Far from it as we know. But it's even worse than I thought. Here are three examples.
- Simon Johnson reports on work done by two academics, Bhagat and Bolton. They studied the executive compensation of 14 TBTF institutions from 2000 to 2008. The results are not pretty. A key finding - “30 times more likely to be involved in a sell trade compared to an open market buy trade” of their own bank’s stock - demonstrates that these CEOs could care less about the long term investor or really about anything but their own greed.
- Louise Story reports on banks essentially stealing money through something called "early-payment default settlements". These settlements came about when banks recognized - or acknowledged - that some of the mortgages they packaged were bad from day 1. They then went back to the issuer who paid the banks a portion of the money they had originally received upon the sale of the mortgage. What did the bank do with this 'refund'? Kept it, of course. Should they have given some of the money to the people who might the mortgage bonds?

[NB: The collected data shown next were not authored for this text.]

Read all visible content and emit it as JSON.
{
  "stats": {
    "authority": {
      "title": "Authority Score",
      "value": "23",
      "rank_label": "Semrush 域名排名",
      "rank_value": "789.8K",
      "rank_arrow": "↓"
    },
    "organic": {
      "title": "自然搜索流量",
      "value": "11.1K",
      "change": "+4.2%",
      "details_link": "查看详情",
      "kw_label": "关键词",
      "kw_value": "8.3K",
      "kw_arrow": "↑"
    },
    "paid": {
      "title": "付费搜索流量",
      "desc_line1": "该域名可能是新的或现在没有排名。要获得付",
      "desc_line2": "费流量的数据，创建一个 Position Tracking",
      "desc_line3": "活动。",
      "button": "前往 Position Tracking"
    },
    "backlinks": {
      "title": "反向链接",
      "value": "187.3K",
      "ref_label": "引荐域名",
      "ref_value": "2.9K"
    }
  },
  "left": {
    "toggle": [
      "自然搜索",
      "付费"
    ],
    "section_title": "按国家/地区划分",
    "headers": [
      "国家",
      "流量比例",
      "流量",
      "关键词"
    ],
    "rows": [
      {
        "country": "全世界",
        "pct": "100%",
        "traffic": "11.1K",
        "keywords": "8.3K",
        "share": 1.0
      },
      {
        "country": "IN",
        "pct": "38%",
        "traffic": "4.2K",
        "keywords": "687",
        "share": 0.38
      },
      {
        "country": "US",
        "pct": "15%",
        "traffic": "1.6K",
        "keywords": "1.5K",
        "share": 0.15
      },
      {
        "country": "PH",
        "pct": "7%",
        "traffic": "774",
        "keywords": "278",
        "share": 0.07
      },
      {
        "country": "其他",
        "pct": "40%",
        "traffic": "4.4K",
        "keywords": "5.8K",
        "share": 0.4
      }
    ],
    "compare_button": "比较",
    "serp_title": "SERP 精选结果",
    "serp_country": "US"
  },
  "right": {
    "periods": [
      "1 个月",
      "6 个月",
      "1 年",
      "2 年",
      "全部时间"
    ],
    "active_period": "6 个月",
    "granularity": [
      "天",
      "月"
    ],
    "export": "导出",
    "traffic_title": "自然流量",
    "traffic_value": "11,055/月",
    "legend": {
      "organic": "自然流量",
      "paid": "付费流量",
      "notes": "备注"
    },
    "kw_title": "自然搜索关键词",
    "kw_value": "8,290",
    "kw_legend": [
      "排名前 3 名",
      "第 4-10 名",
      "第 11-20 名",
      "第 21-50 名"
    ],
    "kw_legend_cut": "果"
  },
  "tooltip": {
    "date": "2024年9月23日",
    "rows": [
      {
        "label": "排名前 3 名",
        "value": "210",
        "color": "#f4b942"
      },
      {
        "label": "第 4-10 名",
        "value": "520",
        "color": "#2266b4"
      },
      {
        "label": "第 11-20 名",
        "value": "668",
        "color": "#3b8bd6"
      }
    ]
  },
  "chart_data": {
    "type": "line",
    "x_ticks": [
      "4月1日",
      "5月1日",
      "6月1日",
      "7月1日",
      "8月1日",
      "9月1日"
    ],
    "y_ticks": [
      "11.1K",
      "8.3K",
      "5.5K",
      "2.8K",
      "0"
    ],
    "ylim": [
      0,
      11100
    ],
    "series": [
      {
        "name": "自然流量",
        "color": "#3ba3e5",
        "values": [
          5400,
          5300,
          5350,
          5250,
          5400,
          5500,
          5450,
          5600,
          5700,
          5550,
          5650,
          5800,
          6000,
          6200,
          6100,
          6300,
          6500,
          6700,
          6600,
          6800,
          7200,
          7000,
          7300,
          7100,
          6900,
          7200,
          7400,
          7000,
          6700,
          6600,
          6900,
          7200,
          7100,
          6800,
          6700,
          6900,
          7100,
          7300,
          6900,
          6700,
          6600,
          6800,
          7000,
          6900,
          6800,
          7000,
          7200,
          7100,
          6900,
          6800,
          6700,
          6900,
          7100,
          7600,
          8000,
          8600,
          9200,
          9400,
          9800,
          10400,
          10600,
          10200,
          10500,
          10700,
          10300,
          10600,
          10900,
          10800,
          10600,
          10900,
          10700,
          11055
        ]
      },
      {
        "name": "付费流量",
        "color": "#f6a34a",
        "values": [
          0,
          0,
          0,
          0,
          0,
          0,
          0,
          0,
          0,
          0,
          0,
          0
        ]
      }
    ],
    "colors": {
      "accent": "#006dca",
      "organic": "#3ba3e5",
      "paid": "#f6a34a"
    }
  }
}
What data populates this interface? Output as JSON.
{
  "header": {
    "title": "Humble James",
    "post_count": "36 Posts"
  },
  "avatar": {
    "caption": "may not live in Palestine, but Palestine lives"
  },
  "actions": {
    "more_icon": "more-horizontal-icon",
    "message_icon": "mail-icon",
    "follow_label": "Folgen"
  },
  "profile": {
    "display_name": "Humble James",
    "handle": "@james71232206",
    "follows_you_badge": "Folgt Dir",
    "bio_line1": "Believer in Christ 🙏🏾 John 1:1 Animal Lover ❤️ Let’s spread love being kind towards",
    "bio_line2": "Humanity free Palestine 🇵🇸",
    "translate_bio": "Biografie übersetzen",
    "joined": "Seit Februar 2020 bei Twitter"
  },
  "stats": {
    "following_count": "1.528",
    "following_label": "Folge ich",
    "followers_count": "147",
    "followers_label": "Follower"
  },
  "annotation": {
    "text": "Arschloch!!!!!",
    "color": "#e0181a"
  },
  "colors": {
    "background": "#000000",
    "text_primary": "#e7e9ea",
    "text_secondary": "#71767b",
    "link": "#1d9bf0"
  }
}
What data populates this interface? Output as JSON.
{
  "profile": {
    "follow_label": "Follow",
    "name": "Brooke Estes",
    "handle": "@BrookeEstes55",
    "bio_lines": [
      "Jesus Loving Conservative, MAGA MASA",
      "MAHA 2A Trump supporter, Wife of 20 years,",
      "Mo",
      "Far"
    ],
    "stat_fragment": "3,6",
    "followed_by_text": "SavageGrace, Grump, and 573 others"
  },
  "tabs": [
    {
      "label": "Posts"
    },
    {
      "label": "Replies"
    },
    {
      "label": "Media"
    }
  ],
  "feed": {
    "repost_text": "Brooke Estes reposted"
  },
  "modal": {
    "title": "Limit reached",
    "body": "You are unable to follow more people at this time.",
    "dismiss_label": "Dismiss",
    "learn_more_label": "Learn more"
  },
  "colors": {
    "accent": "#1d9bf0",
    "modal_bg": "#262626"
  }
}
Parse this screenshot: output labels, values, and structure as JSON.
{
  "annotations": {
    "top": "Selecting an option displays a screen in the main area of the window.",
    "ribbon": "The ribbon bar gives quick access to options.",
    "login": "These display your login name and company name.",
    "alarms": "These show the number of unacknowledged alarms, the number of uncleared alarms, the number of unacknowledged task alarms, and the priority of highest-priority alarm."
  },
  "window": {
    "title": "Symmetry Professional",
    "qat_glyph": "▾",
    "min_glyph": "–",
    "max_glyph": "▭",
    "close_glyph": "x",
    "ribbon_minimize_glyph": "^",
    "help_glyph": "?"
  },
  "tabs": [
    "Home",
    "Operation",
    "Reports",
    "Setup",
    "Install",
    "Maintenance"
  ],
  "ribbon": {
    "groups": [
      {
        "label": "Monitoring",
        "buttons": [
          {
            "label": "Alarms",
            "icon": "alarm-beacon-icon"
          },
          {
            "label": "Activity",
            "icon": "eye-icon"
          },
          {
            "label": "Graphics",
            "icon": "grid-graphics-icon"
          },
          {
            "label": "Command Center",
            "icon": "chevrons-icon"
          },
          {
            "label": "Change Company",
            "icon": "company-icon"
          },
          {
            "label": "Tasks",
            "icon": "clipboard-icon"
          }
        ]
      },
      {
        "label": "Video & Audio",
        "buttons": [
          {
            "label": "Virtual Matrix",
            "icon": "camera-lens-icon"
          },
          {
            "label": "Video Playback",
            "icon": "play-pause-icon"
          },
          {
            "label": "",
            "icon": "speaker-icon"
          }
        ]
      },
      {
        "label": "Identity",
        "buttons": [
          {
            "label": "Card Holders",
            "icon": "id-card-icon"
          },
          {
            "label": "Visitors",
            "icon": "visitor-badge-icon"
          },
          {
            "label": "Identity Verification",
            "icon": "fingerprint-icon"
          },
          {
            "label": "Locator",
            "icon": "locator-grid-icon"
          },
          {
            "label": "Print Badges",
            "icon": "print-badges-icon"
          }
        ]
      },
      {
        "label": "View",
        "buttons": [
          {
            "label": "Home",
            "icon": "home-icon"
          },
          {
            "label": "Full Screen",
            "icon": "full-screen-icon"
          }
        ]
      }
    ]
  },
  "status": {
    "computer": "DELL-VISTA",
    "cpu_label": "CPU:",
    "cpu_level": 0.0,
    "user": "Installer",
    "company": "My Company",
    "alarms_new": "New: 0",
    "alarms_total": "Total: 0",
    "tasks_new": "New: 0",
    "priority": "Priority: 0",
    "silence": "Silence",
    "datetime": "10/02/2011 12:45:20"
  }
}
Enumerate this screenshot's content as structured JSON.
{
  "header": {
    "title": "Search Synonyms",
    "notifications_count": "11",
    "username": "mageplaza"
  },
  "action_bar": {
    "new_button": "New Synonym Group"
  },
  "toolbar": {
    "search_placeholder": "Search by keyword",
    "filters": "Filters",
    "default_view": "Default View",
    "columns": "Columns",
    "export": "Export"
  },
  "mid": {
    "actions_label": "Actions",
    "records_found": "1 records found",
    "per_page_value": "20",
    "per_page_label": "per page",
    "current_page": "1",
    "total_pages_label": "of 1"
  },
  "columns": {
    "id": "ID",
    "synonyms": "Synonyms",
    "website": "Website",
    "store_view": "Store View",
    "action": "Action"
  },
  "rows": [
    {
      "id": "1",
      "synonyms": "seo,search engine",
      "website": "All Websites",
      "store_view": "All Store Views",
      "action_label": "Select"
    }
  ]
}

- The third example is not about a bank. It's from the Chamber of Commerce. ThinkProgress reports that the Chamber has embarked on a program whereby they create false situations which they try to use to smear their opponents. Here's what ThinkProgress gives as an example:
"According to one document prepared by Team Themis, the campaign included an entrapment project. The proposal called for first creating a “false document, perhaps highlighting periodical financial information,” to give to a progressive group opposing the Chamber, and then to subsequently expose the document as a fake to undermine the credibility of the Chamber’s opponents."